Histopathological, biomechanical, and behavioral pain findings of Achilles tendinopathy using an animal model of overuse injury

Abstract

Animal models of forced running are used to study overuse tendinopathy, a common health problem for which clear evidence for effective and accessible treatments is still lacking. In these models, pain evaluation is necessary to better understand the disease, help design and evaluate therapies, and ensure humane treatment of the animals. Therefore, the main objective of this study was to evaluate pain and pathologic findings in an animal model of moderate Achilles tendinopathy induced by treadmill running. Air puffs, instead of electrical shocks, were used to stimulate running so that pain associated with stimulation would be avoided. Pressure pain sensitivity was evaluated in vivo using a new instrumented plier, whereas spinal cord peptides were analyzed ex vivo with high-performance liquid chromatography tandem mass spectrometry. Tendon histologic slides were semiquantitatively evaluated, using the Bonar score technique and biomechanical properties, using the traction test. After 8 weeks of treadmill running (2 weeks for adaptation and 6 weeks for the lesion protocol), the protocol was stopped because the air puffs became ineffective to stimulate running. We, nevertheless, observed some histologic changes characteristic of overuse tendinopathy as well as decreased mechanical properties, increased Substance P and dynorphin A peptides but without pressure pain sensitivity. These results suggest that air-puffs stimulation is sufficient to induce an early stage tendinopathy to study new therapeutic drugs without inducing unnecessary pain. They also indicate that pain-associated peptides could be related with movement evoked pain and with the sharp breakdown of the running performance.

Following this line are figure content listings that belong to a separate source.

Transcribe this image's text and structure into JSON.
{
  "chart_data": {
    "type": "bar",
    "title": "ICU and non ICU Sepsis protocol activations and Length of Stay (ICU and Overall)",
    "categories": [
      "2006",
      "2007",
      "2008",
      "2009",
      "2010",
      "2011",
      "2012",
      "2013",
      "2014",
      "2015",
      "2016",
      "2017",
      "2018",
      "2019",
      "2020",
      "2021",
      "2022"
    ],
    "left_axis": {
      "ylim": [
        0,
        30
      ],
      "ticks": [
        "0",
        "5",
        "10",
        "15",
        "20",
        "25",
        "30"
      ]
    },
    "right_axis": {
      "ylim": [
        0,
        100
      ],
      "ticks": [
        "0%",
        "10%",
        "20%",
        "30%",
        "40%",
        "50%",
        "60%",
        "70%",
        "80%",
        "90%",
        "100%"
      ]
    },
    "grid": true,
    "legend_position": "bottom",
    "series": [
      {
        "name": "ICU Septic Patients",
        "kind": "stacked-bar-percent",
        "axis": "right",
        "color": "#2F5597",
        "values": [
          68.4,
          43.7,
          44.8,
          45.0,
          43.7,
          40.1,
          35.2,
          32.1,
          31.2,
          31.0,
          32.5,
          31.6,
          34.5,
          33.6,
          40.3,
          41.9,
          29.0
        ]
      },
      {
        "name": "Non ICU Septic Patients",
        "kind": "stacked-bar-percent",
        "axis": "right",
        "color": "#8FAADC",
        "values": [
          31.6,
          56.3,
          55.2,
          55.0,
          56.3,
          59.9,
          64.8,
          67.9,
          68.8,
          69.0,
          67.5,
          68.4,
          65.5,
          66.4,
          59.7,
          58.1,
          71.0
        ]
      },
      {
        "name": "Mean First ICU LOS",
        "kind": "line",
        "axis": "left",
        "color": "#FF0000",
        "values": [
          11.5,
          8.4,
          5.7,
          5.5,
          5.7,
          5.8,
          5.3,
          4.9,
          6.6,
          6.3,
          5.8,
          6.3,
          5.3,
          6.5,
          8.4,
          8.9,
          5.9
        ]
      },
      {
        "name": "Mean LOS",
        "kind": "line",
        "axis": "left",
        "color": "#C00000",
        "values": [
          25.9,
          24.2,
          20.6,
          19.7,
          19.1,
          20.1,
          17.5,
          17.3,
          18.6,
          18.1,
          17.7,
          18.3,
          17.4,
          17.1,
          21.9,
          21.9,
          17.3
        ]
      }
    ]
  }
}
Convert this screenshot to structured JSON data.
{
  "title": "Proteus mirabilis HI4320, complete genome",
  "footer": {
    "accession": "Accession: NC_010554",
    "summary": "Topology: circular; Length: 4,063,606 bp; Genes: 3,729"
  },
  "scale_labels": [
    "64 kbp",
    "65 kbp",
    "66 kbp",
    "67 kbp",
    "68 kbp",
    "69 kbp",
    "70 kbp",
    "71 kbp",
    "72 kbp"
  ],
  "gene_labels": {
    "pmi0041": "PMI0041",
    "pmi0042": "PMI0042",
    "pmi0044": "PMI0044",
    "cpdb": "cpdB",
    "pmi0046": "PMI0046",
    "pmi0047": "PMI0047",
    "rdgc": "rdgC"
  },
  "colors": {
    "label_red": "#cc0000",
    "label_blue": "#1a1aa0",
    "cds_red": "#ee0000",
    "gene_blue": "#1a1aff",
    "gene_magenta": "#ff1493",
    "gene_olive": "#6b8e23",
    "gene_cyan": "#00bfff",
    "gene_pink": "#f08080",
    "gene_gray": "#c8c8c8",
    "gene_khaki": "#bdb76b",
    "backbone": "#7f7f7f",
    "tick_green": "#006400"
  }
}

Keywords: Air‐puff stimulation; Bonar score; Randall–Selitto test; calcitonin gene‐related peptide; dynorphin A; instrumented plier; mechanical properties; substance P; treadmill.

Figure 1.

Custom treadmill. Five rats run on a polyurethane belt in separate corridors. To stimulate running, resting rats are detected by infrared sensors which trigger the injection of air puffs via the opening of solenoid valves connected to a cylinder of compressed air.

Figure 2.

Instrumented plier for the evaluation of pressure pain sensitivity in the Achilles tendon in vivo. The pressure on the rat tendon induces the bending of the measuring beam. The resulting strain is measured with two strain gages in half bridge.

Figure 3.

Schematic representation of a longitudinal tendon section showing the position of the two ROIs for histologic analysis.

Figure 4.

Progression of the running experiment including 2 weeks of adaptation and 6 weeks of running. Rats ran, on the average, a total of 36.6 km. The experiment was stopped because the stimulation became too high. The number of air puffs followed an exponential curve and reached 15 air puffs/min (900 air puffs/h). Data are shown as mean ± SEM.

Figure 5.

Micrographs of the proximal ROI of Achilles tendons (A–H; Bar = 200 μm) and micrographs of knee sections (I–J; Bar = 500 μm; Tib tibia, m meniscus, f femur) for a control rat and a runner. Arrows indicate blood vessels, asterisks indicate collagen disorganization, and arrow head indicate round nucleus and abundant cytoplasm. In the example shown, the Bonar score for the runner tendon is: Nucleus morphology: 3, Cytoplasm morphology: 2, Cellular arrangement: 2, Collagen arrangement: 2, Vascularity: 2, Ground substance: 3, Cell density: 64 and the Bonar score for the control tendon is: Nucleus morphology: 0, Cytoplasm morphology: 1, Cellular arrangement: 0.5, Collagen arrangement: 1.5, Vascularity: 2, Ground substance: 1, Cell density: 39. The scores for the control (I) and runner (J) knee histopathology are zero (details of parameters evaluated found in text). Images were subjected to color balance and brightness/contrast adjustments.

Figure 6.

Histologic results for the Achilles tendons of runner and control rats. A–B: Bonar scores. C–D: Cell density. Columns represent the median, and symbols represent data. Encircled symbol represents an outlier removed from the analysis. Horizontal bars stand for significant differences between groups (P < 0.05)

Figure 7.

Biomechanical results for the Achilles tendons of runner and control rats. Columns represent the median, and symbols represent data. Encircled symbols represent outliers removed from the analysis. Horizontal bars stand for significant differences between groups (P < 0.05).

Figure 8.

Pain threshold measured with the instrumented plier for the treadmill and collagenase injection studies. Columns represent the median, and symbols represent data. Horizontal bars stand for significant differences between groups (P < 0.05).

Figure 9.

Spinal cord peptide concentrations for the treadmill and collagenase injection studies. Columns represent the median, and symbols represent data. Horizontal bars stand for significant differences between groups (P < 0.05).